Brain rattled or not, when my mom called and begged me to help, I listened. I had two months of life with Wesson after I healed before my mother reached out. She was very specific with her instructions. I didn’t have time to think or weigh my options. Family matters, right? How can I turn my back on her?
I did exactly what she wanted. I lied to Wesson. I lied to Diem. I have lived the last year playing the part. I call Diem and tell her another lie. I can’t let them find me. I can’t go home until I help my mom.
I’m stuck. From the moment I took my mother’s call until now I’m stuck. She was clear that I couldn’t tell anyone, and I had to make them think I was all over the place. Even now, she still pulls the strings.
It all started when I hung up the phone and I got in my Mustang and drove inland. Avoiding the major roads, I took the backroads. I was putting Haywood’s Landing and my shattered dreams behind me. The less scenery the less reminders. It’s North Carolina, these open highways should be mostly pine trees. That was my headspace. Leave everything in the rearview. At least for the short term. It wasn’t supposed to last this long, either. I should have asked more questions. I should have demanded more of an explanation. Or I should have hung up the damn phone.
Hindsight is always clearer. Now, though, there isn’t anything I can change or escape. My mindset is find a way to have a new life for myself.
It’s hard to do that, though, when everywhere I turned from the moment I left to now, I find myself face-to-face with a reminder.
My first stop was a bus station. I followed the instructions provided and left my car, getting into the silver Chevy Cruze that was in the exact spot they told me it would be. It made my first lie to Diem easy. I was on a bus trip across the country to see and explore. Knowing the trauma we both endured, she didn’t even question my abrupt need to escape life on the coast.
How is this real? I had hoped I would arrive at the bus depot and the car wouldn’t be there. This would all be some weirddream and I would wake up. Only at every step it all stares me vividly in the face.
I left my life behind. I am doing exactly as instructed. How long until the next step? I don’t know.
What I do know is I can’t escape the Hellions. They seem to be everywhere.

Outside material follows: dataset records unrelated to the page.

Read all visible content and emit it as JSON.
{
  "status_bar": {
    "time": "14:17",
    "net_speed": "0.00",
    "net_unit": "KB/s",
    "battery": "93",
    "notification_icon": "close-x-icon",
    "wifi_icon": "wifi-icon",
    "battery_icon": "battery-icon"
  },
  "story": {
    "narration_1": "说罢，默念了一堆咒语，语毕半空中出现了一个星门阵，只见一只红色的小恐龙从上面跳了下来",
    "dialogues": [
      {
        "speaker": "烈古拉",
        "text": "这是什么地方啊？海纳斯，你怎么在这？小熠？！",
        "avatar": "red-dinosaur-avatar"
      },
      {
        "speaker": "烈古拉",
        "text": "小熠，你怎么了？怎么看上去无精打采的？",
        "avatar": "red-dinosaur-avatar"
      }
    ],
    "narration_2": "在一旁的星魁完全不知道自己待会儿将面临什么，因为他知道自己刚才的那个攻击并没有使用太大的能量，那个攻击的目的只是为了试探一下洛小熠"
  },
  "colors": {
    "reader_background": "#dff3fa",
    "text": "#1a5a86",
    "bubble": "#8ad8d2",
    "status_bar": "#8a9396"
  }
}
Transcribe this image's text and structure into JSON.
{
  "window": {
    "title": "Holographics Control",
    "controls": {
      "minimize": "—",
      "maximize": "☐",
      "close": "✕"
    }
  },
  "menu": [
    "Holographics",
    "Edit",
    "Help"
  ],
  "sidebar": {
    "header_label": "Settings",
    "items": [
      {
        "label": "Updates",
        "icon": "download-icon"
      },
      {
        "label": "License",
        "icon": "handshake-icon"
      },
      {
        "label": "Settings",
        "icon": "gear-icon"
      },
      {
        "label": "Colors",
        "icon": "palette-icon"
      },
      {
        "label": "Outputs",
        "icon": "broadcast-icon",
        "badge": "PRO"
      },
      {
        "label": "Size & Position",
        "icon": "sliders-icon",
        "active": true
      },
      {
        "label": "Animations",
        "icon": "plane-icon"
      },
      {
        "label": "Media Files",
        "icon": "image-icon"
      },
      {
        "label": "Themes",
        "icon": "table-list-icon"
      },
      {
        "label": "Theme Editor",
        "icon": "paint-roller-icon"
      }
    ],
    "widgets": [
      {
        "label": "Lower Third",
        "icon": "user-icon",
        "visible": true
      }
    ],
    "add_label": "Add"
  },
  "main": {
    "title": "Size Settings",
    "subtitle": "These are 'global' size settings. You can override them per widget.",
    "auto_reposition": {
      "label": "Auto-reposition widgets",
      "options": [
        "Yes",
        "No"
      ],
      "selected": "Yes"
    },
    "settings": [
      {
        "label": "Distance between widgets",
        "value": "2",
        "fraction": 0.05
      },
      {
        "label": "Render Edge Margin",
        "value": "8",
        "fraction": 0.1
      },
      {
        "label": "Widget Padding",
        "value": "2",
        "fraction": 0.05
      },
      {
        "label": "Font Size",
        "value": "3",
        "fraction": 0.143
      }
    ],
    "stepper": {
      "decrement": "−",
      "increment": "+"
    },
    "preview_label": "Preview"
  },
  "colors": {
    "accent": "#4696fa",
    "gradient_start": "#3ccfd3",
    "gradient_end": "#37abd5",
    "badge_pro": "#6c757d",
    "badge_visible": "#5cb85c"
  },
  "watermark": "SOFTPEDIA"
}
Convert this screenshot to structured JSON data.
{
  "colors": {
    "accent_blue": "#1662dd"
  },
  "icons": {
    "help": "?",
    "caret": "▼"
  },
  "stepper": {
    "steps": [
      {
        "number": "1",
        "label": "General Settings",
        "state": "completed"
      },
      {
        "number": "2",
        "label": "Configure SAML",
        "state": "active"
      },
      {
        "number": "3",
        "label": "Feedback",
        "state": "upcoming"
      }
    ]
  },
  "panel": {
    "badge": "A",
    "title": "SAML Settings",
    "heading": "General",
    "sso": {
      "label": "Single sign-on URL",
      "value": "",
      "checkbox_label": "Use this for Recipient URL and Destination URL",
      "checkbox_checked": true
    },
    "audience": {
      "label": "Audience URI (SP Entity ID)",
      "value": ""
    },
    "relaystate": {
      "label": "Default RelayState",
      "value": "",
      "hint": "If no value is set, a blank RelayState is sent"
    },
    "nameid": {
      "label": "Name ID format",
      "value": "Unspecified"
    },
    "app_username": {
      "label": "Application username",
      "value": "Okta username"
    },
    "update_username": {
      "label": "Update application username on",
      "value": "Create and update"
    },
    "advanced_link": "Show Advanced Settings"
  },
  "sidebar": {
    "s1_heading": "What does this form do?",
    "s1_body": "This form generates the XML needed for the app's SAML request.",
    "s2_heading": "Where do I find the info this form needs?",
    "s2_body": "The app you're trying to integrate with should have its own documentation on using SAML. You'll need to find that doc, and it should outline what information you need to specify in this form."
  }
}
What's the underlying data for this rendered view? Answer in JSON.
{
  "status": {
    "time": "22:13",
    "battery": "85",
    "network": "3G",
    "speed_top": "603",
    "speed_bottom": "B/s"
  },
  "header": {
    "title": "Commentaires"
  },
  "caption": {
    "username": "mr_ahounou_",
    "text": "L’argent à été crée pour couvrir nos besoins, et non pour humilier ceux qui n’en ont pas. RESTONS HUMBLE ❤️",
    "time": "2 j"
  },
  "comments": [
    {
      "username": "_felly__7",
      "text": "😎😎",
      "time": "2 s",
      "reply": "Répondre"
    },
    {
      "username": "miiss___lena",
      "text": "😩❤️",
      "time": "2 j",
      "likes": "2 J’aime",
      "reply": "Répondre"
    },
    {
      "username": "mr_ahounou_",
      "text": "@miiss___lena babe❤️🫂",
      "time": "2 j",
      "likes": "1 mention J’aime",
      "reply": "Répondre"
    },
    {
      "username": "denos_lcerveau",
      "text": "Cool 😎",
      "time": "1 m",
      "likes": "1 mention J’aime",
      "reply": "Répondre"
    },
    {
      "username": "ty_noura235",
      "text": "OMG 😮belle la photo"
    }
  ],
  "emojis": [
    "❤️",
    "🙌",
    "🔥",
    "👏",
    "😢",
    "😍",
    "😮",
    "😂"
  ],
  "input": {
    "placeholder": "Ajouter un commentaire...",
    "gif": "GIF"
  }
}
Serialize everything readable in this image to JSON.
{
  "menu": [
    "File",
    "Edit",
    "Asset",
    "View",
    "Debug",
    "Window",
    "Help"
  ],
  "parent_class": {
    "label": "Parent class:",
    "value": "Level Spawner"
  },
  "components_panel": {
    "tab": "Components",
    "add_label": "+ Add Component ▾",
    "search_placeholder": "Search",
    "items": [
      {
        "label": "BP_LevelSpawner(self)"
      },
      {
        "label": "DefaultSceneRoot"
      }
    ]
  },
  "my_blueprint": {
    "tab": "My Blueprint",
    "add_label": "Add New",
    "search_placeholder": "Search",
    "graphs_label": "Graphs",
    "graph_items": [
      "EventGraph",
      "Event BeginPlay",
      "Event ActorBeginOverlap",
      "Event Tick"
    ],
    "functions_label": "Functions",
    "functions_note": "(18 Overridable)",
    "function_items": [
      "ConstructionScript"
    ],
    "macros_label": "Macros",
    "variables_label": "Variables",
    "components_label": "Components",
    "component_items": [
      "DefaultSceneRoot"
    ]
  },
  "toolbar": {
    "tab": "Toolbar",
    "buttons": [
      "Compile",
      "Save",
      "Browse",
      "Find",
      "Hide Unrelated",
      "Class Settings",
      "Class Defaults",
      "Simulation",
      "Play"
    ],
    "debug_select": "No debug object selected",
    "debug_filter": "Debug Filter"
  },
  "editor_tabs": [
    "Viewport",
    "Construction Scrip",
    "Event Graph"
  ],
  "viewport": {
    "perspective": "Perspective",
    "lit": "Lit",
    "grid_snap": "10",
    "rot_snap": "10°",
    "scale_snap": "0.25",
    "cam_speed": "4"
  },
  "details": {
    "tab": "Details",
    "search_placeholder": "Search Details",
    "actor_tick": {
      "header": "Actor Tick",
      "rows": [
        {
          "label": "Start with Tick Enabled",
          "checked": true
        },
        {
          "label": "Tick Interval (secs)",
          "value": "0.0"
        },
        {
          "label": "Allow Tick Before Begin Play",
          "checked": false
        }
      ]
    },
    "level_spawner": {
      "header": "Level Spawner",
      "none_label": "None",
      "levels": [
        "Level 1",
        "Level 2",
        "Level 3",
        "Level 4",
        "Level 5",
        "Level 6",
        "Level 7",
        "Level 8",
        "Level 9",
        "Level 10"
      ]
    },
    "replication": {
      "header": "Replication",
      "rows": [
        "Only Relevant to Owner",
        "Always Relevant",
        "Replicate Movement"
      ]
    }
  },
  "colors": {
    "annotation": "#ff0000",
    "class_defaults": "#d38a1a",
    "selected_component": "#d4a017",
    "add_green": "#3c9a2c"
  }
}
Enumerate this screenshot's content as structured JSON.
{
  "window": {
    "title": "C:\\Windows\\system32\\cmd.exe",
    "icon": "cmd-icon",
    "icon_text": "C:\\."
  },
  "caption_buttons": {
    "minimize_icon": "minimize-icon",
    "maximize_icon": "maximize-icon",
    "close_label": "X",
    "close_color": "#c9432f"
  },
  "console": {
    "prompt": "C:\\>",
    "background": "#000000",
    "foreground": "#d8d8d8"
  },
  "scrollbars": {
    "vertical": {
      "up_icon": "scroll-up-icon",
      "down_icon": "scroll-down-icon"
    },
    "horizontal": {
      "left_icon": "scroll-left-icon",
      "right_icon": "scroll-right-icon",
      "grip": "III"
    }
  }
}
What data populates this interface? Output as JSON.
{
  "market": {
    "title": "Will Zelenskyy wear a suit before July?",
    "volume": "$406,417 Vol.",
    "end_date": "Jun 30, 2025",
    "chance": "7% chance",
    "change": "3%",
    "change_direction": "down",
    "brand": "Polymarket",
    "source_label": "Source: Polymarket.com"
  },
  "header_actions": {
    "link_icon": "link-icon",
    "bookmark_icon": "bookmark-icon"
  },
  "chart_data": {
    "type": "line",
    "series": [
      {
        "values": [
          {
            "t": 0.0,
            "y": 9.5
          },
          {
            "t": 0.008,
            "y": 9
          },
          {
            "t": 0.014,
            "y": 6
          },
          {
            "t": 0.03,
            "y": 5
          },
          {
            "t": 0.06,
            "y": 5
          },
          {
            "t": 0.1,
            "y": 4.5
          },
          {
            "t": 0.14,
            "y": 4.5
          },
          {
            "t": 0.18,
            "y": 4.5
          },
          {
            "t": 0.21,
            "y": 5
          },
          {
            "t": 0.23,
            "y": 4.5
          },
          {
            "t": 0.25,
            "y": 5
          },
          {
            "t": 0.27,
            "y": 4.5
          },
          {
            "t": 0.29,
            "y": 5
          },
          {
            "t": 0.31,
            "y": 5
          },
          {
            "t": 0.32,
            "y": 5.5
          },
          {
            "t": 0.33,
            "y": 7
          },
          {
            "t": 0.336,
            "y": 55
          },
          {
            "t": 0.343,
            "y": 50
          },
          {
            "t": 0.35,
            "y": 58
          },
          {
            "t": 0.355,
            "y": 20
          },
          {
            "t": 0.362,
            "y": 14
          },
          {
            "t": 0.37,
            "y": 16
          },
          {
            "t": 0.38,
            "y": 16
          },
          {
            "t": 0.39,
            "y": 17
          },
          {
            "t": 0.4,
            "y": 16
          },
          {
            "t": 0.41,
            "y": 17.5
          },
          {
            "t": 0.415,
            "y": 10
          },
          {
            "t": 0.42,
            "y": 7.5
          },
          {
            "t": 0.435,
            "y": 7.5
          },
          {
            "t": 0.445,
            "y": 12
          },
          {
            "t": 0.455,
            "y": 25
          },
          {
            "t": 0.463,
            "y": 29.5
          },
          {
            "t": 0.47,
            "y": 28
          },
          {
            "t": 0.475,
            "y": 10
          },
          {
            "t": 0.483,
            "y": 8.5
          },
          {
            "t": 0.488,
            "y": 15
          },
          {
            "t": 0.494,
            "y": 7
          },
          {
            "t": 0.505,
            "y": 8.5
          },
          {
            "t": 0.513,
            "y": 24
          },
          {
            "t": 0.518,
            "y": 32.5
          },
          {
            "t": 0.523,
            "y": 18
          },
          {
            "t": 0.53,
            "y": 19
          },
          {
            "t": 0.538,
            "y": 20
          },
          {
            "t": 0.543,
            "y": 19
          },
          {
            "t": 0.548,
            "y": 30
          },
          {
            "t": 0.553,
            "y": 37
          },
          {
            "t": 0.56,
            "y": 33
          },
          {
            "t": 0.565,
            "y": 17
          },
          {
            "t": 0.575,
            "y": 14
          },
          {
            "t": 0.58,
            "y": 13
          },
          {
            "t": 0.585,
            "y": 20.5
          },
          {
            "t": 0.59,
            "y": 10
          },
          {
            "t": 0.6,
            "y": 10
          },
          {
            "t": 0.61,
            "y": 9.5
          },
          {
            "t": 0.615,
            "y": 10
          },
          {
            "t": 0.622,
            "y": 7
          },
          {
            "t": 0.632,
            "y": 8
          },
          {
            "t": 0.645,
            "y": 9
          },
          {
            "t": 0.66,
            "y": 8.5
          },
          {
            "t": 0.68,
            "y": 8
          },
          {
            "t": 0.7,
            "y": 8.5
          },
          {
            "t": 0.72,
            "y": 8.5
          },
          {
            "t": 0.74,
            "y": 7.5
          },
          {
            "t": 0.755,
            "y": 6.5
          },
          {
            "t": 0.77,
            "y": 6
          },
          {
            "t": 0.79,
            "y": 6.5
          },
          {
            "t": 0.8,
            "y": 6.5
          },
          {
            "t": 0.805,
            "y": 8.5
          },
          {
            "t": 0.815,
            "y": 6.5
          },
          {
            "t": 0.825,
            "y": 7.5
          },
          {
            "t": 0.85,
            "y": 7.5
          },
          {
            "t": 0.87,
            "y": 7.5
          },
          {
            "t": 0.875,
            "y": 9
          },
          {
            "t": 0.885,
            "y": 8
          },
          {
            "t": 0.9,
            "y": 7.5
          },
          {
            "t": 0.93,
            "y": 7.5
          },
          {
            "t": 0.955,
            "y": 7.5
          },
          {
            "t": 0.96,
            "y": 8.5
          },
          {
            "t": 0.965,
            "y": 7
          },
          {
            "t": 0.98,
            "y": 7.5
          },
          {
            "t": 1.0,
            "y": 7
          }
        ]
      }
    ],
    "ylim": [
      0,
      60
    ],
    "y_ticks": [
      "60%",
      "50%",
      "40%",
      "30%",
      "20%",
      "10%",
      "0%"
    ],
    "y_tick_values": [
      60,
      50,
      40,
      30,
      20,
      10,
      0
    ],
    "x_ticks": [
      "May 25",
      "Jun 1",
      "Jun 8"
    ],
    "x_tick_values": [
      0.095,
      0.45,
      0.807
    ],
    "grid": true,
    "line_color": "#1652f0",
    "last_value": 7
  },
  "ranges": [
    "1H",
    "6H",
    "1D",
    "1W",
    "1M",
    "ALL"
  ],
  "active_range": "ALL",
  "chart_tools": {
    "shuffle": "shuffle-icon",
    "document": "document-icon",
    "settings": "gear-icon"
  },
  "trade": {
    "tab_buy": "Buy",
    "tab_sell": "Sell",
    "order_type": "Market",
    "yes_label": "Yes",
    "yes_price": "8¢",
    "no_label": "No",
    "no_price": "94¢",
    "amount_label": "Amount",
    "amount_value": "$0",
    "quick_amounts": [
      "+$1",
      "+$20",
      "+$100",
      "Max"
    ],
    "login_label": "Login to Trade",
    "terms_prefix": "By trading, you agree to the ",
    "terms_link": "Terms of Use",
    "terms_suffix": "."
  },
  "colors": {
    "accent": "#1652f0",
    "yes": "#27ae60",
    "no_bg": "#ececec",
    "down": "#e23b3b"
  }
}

The first time it was blaring me right in the face happened in Salemburg, North Carolina. I wasn’t low on gas, therefore stopping here wasn’t a big deal. Minding my business, driving along, I finally got the tears to stop, I was pulling myself together in that moment. This was it; I began my next phase in life.Drive until the gas runs out and begin there until I knew what was expected next.That was the plan until I passed a garage and a reality hit me.
Honey’s Hot Rods.
The shop isn’t the problem. Well, not exactly. The set-up is similar to the Haywood’s Landing garage where Wesson works as far as appearance. Red metal building with black accents. There was a half of a truck attached to the deck at the entrance. That is different than Haywood’s Landing. They even put a skeleton wearing a beanie in the driver’s seat. It’s definitely eye catching and memorable. What got me though, was the sign. It was just like Haywood’s Landing, font, colors, logo, all of it, including the Hellions insignia on the sign in the bottom right-hand corner.